Commence alors une sorte d’enquête pour déterminer l’identité de la jeune fille et cela dans un climat de tension extrême entre le mari et la femme.

La jeune fille a ramené dans une boîte de chaussure une robe rouge, or elle en portait une le jour de sa disparition. Pour lui c’est quasiment une preuve car au fond de lui il croit que cette fille peut être leur fille, il veut, d’ailleurs que leur fils vienne la rencontrer au grand dam de sa femme qui ne souhaite pas le retour du garçon, prétextant qu’il doit préparer ses examens. De toute façon elle ne peut concevoir la possibilité de voir resurgir l’enfant disparue comme si cela devait rouvrir une plaie sans doute pas vraiment cicatrisée, à peine en rémission. Comme si elle se protégeait de la souffrance. 

La totale incompréhension qui s’installe entre eux s’exprime par un comportement bien différent de l l’un et de l’autre. Pendant qu’elle reste figée, toujours maitresse d’elle-même, sourde aux injonctions violentes que ne cesse de lui adresser son mari, (magnifique interprétation d’ Anne Brochet), lui passe par des phases d’agitation suivies de moments d’abattement, de remémoration, de doute (Philippe Torreton  excelle de  justesse dans ses colères et son désespoit) et presque d’hallucination au cours desquelles son père apparaît et lui dit tout ce qu’il a sur le cœur concernant leur relation, lui reprochant la rareté de ses visites ou la faiblesse de son caractère. A l’évidence père et fils ne sont pas dans le même monde, au sens propre et figuré. Dans cette mise en scène le grand-père est réellement incarné avec son langage direct et cru de vieux paysan par Jean-François Lapallus qui campe un personnage truculent qui prête à rire et allège ainsi l’atmosphère

Bientôt, la jeune fille fait une  entrée timide dans la maison, encouragée par le père. Prestation également impressionnante de la comédienne Ambre Febvre qui montre une possible Elisa dont le corps manifestement a été malmené, mal nourri, et en est presque déformé, elle en fait une sorte de sauvageonne apeurée mais qui cherche une reconnaissance à travers des paroles plus ou moins incohérentes qui évoquent une probable séquestration rendant plausible sa réapparition.
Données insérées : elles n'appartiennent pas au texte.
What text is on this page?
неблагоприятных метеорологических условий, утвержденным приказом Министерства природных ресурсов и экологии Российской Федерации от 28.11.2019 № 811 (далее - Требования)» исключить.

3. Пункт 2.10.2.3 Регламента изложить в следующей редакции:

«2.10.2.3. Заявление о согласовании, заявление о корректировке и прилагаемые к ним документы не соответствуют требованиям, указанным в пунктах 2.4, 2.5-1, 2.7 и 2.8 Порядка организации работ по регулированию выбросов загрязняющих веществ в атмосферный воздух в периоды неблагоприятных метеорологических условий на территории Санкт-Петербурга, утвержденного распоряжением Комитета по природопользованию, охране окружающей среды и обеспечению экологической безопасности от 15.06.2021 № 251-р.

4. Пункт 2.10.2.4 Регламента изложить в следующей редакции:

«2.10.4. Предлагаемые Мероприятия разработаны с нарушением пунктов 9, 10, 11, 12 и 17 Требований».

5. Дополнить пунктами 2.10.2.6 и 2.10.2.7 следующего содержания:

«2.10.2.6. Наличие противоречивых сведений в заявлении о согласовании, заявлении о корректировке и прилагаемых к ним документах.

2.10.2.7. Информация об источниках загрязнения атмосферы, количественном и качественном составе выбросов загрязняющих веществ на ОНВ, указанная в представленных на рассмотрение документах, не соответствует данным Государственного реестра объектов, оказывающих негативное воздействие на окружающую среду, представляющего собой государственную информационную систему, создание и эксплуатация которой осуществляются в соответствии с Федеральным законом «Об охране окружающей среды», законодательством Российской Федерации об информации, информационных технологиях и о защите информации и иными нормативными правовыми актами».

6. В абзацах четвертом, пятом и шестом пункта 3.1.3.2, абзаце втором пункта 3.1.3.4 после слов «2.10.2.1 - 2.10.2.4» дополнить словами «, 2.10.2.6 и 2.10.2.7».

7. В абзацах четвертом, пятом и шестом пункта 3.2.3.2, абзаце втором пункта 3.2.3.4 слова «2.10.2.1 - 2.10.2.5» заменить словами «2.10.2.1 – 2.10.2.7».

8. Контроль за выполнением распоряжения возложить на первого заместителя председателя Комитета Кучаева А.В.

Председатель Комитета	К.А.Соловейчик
L’arrivée du fils (Romain Fauroux) ravive la douleur de la mère qui, sans retenue, lui avoue qu’elle a détesté le voir grandir car cela ne pouvait que souligner l’absence de sa sœur à ses côtés, qu’elle a eu horreur aussi qu’on lui dise de reporter sur lui tout son amour puisqu’elle n’avait plus que lui.

Le garçon qui a rencontré la jeune fille pense qu’elle est peut-être bien sa sœur. La mère très secouée par cette situation que chacun cherche à clarifier à sa façon s’est quelque peu rapprochée d’elle mais reste dans le doute. C’est, alors que le dénouement semble se rapprocher, que la fille s’enfuit, laissant l’énigme irrésolue.

Une histoire qui nous aura tenu en haleine de bout en bout.